The U.S. Air Force Academy is looking to cash in on its entrepreneurial spirit.
For more than a half-century, the Academy has been a hotbed of research and development for all manner of technology — related to military and commercial applications — and is now looking to this innovation for potential revenue streams.
“What we’re realizing now, with decreasing appropriated funds, we’re going to have to identify additional revenue streams to address budget deficiencies,” said Jim Solti, USAFA’s chief scientist.
Under new leadership by Superintendent Lt. Gen. Michelle Johnson and Faculty Dean Brig. Gen. Andrew Armacost, the Academy is looking to evolving curricula and a partnership with the Colorado Springs Technology Incubator to remedy that by bridging the gap between concept and commercialization.
“There are a number of pieces that have fallen into place, and now we really want to codify and formalize our technology transfer program,” Solti said. “Research is one thing (to invent a widget), but to commercialize it is a lengthy and risky endeavor, especially as a federal entity.”
The Partnership Intermediary Agreement, announced Wednesday during one of CSTI’s regular MashUp events, will allow the incubator to act as a middleman that assists in the transfer of technologies from the private sector to the public marketplace.
“This has been a long time coming,” Solti said. “We’ve been working not only to get the authority to do this, but also to find the right partner — so we’re excited to begin this.”
The agreement will also allow for the further evolution of a cross-cutting senior management course called Technological Innovation Management.

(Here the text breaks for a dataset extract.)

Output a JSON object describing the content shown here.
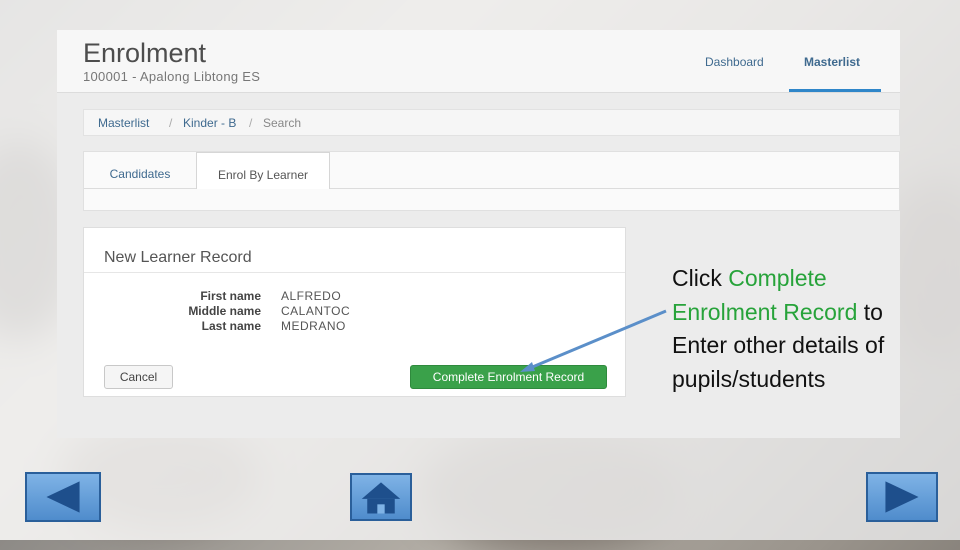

The three-credit-hour course “examines how to recognize, analyze, and exploit opportunities in the competitive environments faced by business, nonprofit, and government organizations,” according to the Academy’s course description. “Students will explore the resources, processes, and structures necessary to transfer technological innovations to appropriate markets.”
After students complete the 419-level course in the fall, they have the option to carry on to the 420-level course, which is a Management Capstone Practicum. During the spring practicum, the course description states that “cadets complete an original, applied systems research and/or development project that demonstrates their capacity to solve complex problems in an organizational setting.”
Creating a runway
The coupled courses have produced business plans and feasibility studies for a number of ideas originating at the Academy. Their work has also resulted in a patent for the Wingtip Rakelet, designed to decrease aircraft drag with “the potential to save the Air Force about $34 million in fuel costs every year,” according to AFA documents.
“We’ve been working not only to get the authority to do this, but also to find the right partner.”
– Jim Solti, USAFA chief scientist
However, the yield on such accomplishments has been diminutive because of the Academy’s inability to market them, which is where the Incubator comes into play.
“The PIA is essentially creating a runway,” said Capt. Bryce Luken, who teaches the courses with Capt. Matthew Schmitt. “This class is putting the planes on that runway. We have all these ideas and all of these amazing technologies. The cadets, day to day, are going to look at these technologies and assess them, assess the customer, assess the costs … so when we take it to the intermediary, there is a unique proposition for the externals.”
If technologies are patented and successfully marketed by the Incubator, cadets are able to receive a percentage of royalties up to $150,000 annually, Schmitt said.
That includes not only physical creations, but the development and ownership of intellectual property.
“The Air Force Academy has been doing research since 1962,” Solti said. “The reason we are so excited about this new program is because we are now starting to consider intellectual property when we begin these research efforts.”
He said the Academy has a federal mandate to look for patent opportunities but is not yet sure what to expect in terms of revenue streams, which CSTI can help determine.
Courses 419 and 420 are not new, but Luken and Schmitt make a point of explaining how far the curriculum has come.
“We’re looking with the new dean to harness the new technologies and the research that is being done here,” Luken said. “Now we’re able to start leveraging the technologies here at the Academy much more.”
Luken, a 2008 AFA grad, said the course has changed drastically even since he took it as a senior.
“There is a lot more sourcing of ideas from the Academy,” he said, adding that the cadets now use technologies like Google Glass in their academic partnerships with aerospace giants such as Lockheed Martin. “We didn’t have that when I was a cadet.”
By the end of the program, cadets will have composed a feasibility study (including analysis of market, competitors, concepts, etc.) that addresses potential business opportunities for a certain technology. If there is any weight to the project, CSTI can take over to identify target markets.
In the spring, cadets are encouraged to build upon their business plans and compete in business plan competitions (a team of cadets won a UCCS business plan competition in March).
USAFA Research Director John McCurdy said that despite the wide range of applications for technologies studied and developed by the Academy — social impact, environmental safety and stewardship, or more traditional military ideas — they all are born out of the same function.
“Over time we have taken a much more holistic interdisciplinary approach to cadets and research, usually linked directly to warfighter requirements — at the end of the day we are a military academy,” he said.
“We’re becoming more and more sophisticated. The PIA really brings a laser focus and an entrepreneurial spirit to that effort to be innovative and integrative with technology.”